Mallette expected that kind of scrutiny. After all, he was part of the first class of entering four-year medical students at ECU, and everybody wondered who these serious people were — and what they were doing in their classes.

“You know, you talk about living in a fishbowl. You would go downtown and they would say, ‘There is a medical student,’” says Mallette, who grew up in Raleigh and Wilmington. “We were interviewed by the newspaper and we had our picture taken. It was quite an experience.”

Everyone pinned high hopes on that first class. Mallette remembers being invited to Leo Jenkins’ home, to visit the man many people believe brought the medical school to ECU.

“We were over at Dr. Jenkins’ home on occasion to talk about his vision of the school. That was quite an inspiration for me,” he says. “But at the time it was, ‘Where is the next book,’ as I had to keep studying and not really pay a lot of attention to all that was occurring. It didn’t come to me until much later that this was going to be the place it is now.”

Now a clinical assistant professor in the Department of OB/GYN’s division of Maternal-Fetal Medicine, he is helping people who face serious risks during their pregnancy from illnesses such as pre-eclampsia, eclampsia and other dangerous conditions that can lead to infant deaths. Mallette hopes he can make a difference. “If you can do anything, it’s not the size of your bank account, or the car you drive — if you can make a difference in the life of a child, then you have accomplished something.”

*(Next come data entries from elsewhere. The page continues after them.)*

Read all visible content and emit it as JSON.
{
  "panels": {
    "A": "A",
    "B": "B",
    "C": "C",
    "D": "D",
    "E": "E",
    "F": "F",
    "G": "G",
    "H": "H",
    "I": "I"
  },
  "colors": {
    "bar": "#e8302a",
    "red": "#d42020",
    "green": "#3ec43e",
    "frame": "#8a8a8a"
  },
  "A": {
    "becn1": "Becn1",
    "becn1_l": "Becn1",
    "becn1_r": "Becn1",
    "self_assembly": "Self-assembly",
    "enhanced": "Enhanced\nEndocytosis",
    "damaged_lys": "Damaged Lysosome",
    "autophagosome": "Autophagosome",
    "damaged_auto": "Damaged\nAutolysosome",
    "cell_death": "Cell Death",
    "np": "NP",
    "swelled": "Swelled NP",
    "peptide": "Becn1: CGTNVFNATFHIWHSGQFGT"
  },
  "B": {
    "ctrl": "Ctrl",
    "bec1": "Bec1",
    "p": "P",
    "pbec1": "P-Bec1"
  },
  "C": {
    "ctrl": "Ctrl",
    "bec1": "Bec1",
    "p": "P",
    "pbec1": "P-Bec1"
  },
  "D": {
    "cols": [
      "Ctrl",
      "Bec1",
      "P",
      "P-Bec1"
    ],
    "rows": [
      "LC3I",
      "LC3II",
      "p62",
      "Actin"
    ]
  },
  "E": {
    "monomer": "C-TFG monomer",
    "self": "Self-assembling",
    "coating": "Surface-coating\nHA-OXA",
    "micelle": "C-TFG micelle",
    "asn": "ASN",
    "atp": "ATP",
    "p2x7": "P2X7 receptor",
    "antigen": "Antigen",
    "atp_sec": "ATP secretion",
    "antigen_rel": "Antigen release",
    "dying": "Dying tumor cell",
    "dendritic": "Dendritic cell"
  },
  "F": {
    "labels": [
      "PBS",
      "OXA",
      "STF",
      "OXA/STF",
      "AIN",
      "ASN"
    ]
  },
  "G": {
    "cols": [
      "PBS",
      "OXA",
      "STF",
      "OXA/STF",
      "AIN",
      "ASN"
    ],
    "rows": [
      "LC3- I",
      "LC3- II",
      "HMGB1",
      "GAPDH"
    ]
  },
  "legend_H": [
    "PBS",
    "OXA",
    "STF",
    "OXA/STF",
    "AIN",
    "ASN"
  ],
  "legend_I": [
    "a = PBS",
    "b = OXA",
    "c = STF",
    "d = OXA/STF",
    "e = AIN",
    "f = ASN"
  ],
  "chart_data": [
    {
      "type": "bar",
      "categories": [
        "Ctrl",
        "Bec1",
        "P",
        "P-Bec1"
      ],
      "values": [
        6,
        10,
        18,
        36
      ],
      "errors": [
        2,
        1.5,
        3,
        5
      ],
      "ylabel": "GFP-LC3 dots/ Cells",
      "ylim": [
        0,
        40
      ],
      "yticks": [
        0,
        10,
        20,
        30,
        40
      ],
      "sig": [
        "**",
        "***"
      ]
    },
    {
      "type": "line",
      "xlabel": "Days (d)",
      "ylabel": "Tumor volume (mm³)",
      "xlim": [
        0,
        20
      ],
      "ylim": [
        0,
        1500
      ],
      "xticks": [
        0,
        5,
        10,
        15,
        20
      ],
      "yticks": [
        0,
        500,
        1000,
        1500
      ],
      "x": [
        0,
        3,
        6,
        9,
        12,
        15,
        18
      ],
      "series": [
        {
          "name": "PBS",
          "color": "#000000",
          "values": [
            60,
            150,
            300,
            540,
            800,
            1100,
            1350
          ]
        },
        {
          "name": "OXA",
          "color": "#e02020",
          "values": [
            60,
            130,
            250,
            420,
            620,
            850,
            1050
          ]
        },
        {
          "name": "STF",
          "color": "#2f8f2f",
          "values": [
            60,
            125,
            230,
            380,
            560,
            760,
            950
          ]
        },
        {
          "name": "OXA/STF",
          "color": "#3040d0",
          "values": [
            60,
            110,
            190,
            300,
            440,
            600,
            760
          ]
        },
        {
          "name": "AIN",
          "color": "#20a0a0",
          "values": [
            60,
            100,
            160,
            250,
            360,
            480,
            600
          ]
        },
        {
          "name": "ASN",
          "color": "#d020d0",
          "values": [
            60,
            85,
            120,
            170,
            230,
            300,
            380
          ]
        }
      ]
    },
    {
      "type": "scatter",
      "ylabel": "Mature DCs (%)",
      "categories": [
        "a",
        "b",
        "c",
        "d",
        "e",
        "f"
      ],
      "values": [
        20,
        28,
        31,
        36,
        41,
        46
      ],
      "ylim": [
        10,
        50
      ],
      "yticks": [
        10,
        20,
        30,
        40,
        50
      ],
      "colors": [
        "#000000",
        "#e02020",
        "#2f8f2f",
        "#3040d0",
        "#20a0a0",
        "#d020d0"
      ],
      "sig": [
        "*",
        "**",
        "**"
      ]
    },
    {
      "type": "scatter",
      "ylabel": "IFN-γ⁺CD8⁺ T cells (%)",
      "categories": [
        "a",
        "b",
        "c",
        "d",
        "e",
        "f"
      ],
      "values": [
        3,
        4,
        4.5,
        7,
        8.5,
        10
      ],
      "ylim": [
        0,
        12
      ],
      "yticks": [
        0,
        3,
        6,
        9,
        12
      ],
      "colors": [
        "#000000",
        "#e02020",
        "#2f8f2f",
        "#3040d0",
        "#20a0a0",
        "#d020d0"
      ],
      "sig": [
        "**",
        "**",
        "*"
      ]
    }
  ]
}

An important element in his training was a program called Clinical Correlates for Basic Sciences, a first-year class that brought medical students into the examination room. It was a tremendous motivation for Mallette, who learned right away how to make a connection between science and humanity.

“You could see the patient and say you wanted to learn something, so you could help that patient, do something to make their life a little bit easier,” he says. “We weren’t actually practicing, but we were learning a lot in a practice situation. That was very innovative, for a school to make strides toward integrating the curriculum.”

Now, as a practicing physician, he’s still listening to patients, often communicating with them through monitors through the university’s telemedicine program that reaches people who because of illness or transportation difficulties cannot make it to his office.

Being part of a community with shared goals makes working at PCMH a remarkable experience, he believes. “This place has the potential to really be the model for health-care centers throughout the country,” he says. “You are here to serve, but you are also here to learn and you are part of a community, part of a people who are trying to help other people in the east.”